The Iranian government should immediately release two women’s rights activists arrested on April 1 and end its harassment and persecution of human rights defenders, Human Rights Watch said today.
On April 1, 2007, security forces arrested five women’s rights activists who were planning to gather signatures for the One Million Signatures Campaign, a project aimed at collecting one million signatures to demand an end to discrimination against women in Iranian law. This includes a call for women’s testimony in court to carry the same weight as that of men, equality of inheritance rights between men and women, the elimination of polygamy, and equality of compensation payments in the event of the wrongful death of a man and of a woman. The arrests took place in Laleh Park in Tehran; three of the five were released two days later.
“These arrests are the latest sign that the Iranian government can’t tolerate people who demand rights for women,” said Fadi Al-Qadi, Middle East advocate at Human Rights Watch. “Iran should stop targeting peaceful activists, and abide by international human rights law.”
According to eyewitness reports provided to Human Rights Watch, a small group of women’s rights activists were in Laleh Park preparing to ask passersby to sign their petition when uniformed security forces approached them. They told the activists they merely wished to speak to them but proceeded to arrest five: Mahboubeh Hosseinzadeh, Nahid Keshavarz, Saideh Amin, Sarah Imanian and Imanian’s husband, Homayoun Nami.

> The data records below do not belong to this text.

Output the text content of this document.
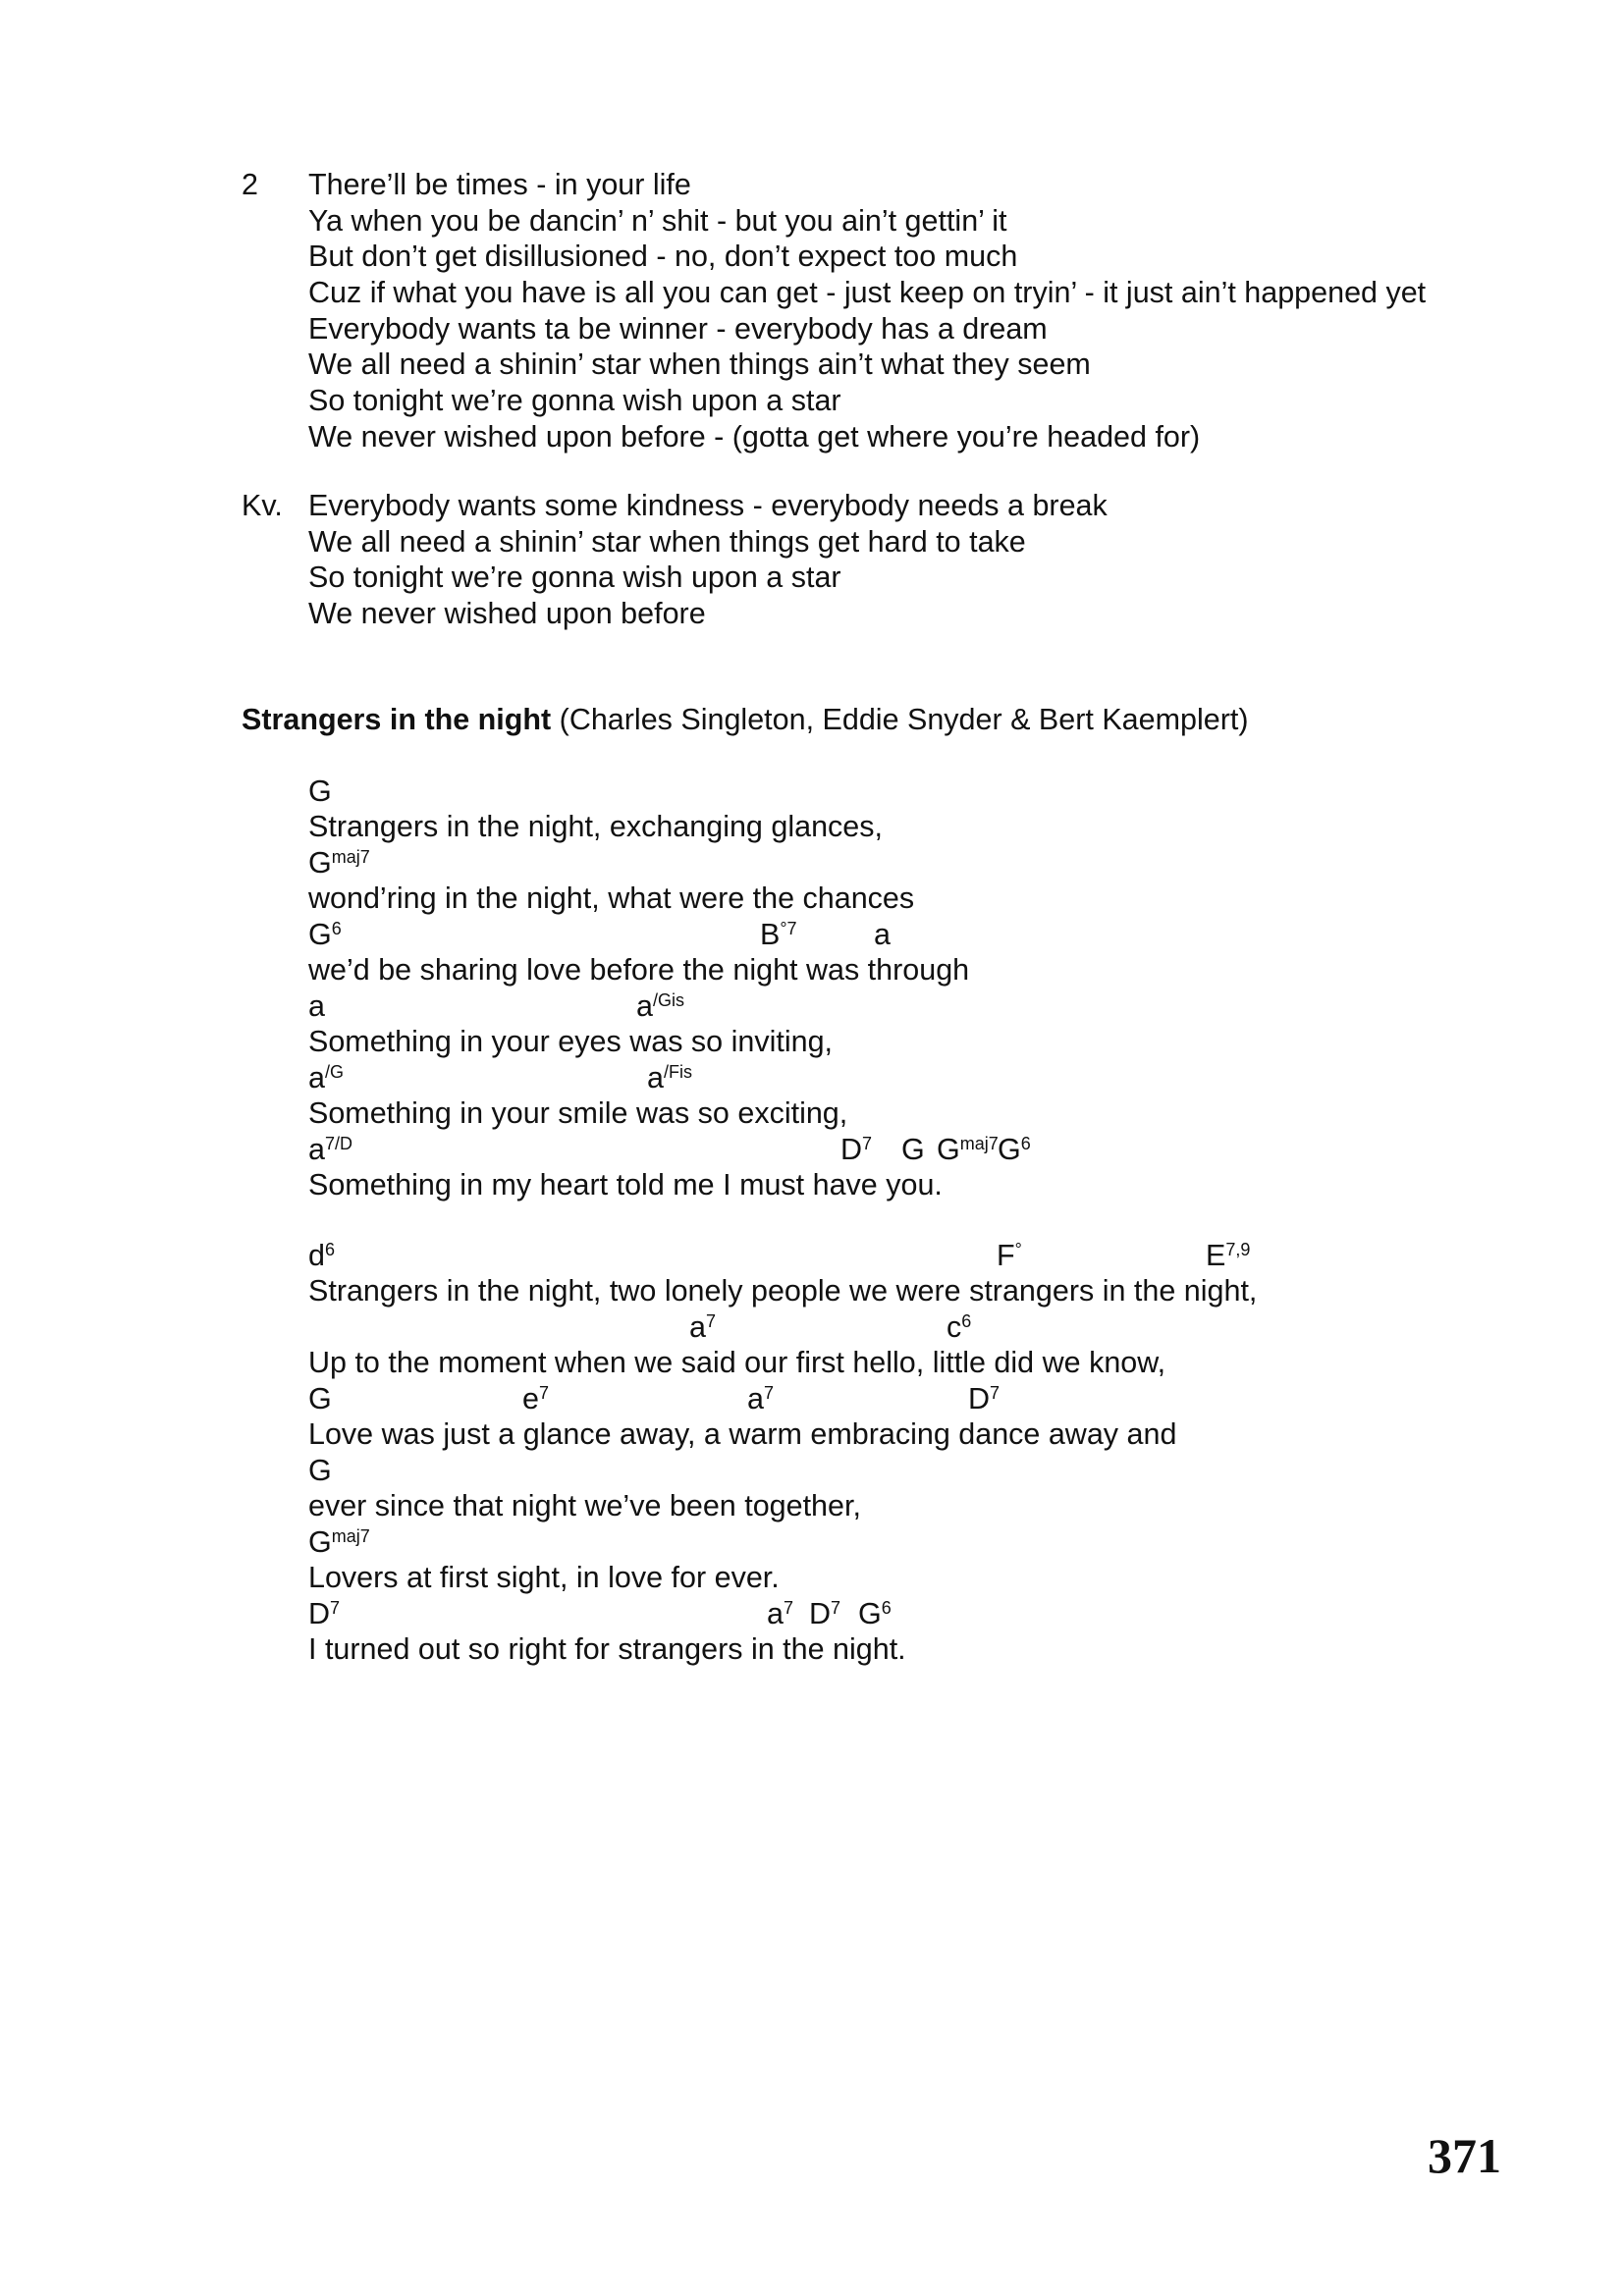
2	There’ll be times - in your life
Ya when you be dancin’ n’ shit - but you ain’t gettin’ it
But don’t get disillusioned - no, don’t expect too much
Cuz if what you have is all you can get - just keep on tryin’ - it just ain’t happened yet
Everybody wants ta be winner - everybody has a dream
We all need a shinin’ star when things ain’t what they seem
So tonight we’re gonna wish upon a star
We never wished upon before - (gotta get where you’re headed for)
Kv. Everybody wants some kindness - everybody needs a break
We all need a shinin’ star when things get hard to take
So tonight we’re gonna wish upon a star
We never wished upon before
Strangers in the night (Charles Singleton, Eddie Snyder & Bert Kaemplert)
G
Strangers in the night, exchanging glances,
$G^{maj7}$
wond’ring in the night, what were the chances
$G^6$	$B^{^\circ 7}$	a
we’d be sharing love before the night was through
a	$a^{/Gis}$
Something in your eyes was so inviting,
$a^{/G}$	$a^{/Fis}$
Something in your smile was so exciting,
$a^{7/D}$	$D^7$ G $G^{maj7}$ $G^6$
Something in my heart told me I must have you.
$d^6$	F°	E$^{7,9}$
Strangers in the night, two lonely people we were strangers in the night,
$a^7$	$c^6$
Up to the moment when we said our first hello, little did we know,
G	$e^7$	$a^7$	$D^7$
Love was just a glance away, a warm embracing dance away and
G
ever since that night we’ve been together,
$G^{maj7}$
Lovers at first sight, in love for ever.
$D^7$	$a^7$ $D^7$ $G^6$
I turned out so right for strangers in the night.
371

On April 3, authorities transferred the five to a branch of the Revolutionary Court. According to a colleague of Hosseinzadeh, court officials then asked the detainees to sign a pledge to end their activities on behalf of the campaign. Hosseinzadeh and Keshavarz refused.
Court officials told them that their activities amounted to acting against Islam and the state and that they would be charged accordingly and taken to Evin Prison.
That afternoon, officials brought the five detainees to Niloufar Police Station in Tehran where they released Amin, Imanian, and Nami. They transferred Keshavarz and Hosseinzadeh to Evin prison.
On the evening of April 4, Keshavarz called her husband from Evin Prison and told him that she and Hosseinzadeh had been taken to the women’s general ward. She informed him that the previous night they had been detained in a punishment block for women at Evin, where she and Hosseinzadeh had feared for their safety.
Keshavarz’s lawyers, Nobel laureate Shirin Ebadi and Nasrin Sotoodeh, went to the Revolutionary Court on April 4 to inquire about the detainees. Authorities barred the two lawyers from entering the court, thus preventing them from obtaining information about the case against their clients.
Authorities have also prevented the families of Keshavarz and Hosseinzadeh from meeting them since their arrests. On April 5, relatives and friends of the two went to Evin prison to request a visit. The prison officials told them that due to the warden’s absence, they would be unable to see the detainees and that they should pursue the matter at the Revolutionary Court. At the court, officials provided no clarification about the detainees’ cases on the grounds that the presiding judge was absent, and advised them to return on Saturday, April 7.
Iran is a party to the International Covenant on Civil and Political Rights (ICCPR) and as such is legally bound to protect freedom of expression, assembly and equality before the law, and prohibit arbitrary detention, such as detention resulting from the exercise of one of these rights. It must also guarantee due process and humane treatment to those in detention.
During the past year, the Iranian government has intensified its persecution of women’s rights advocates, especially those involved in the One Million Signatures Campaign. On March 4, four days before International Women’s Day, authorities arbitrarily arrested 34 women involved in the campaign, two of whom spent more than two weeks in solitary confinement. Keshavarz and Hosseinzadeh were among those detained.
While all the women were eventually freed on bail, prosecutions against them are proceeding. On April 4, authorities summoned three of those detained on March 4 – Parastoo Dokoohaki, Sara Loghayee, and Saghi Loghayee – to appear in court on Sunday, April 8 to answer charges of “disturbing national security and the general order by gathering illegally.”
“The Iranian government should release Keshavarz and Hosseinzadeh immediately and stop persecuting those who work peacefully for women’s rights,” said Al-Qadi.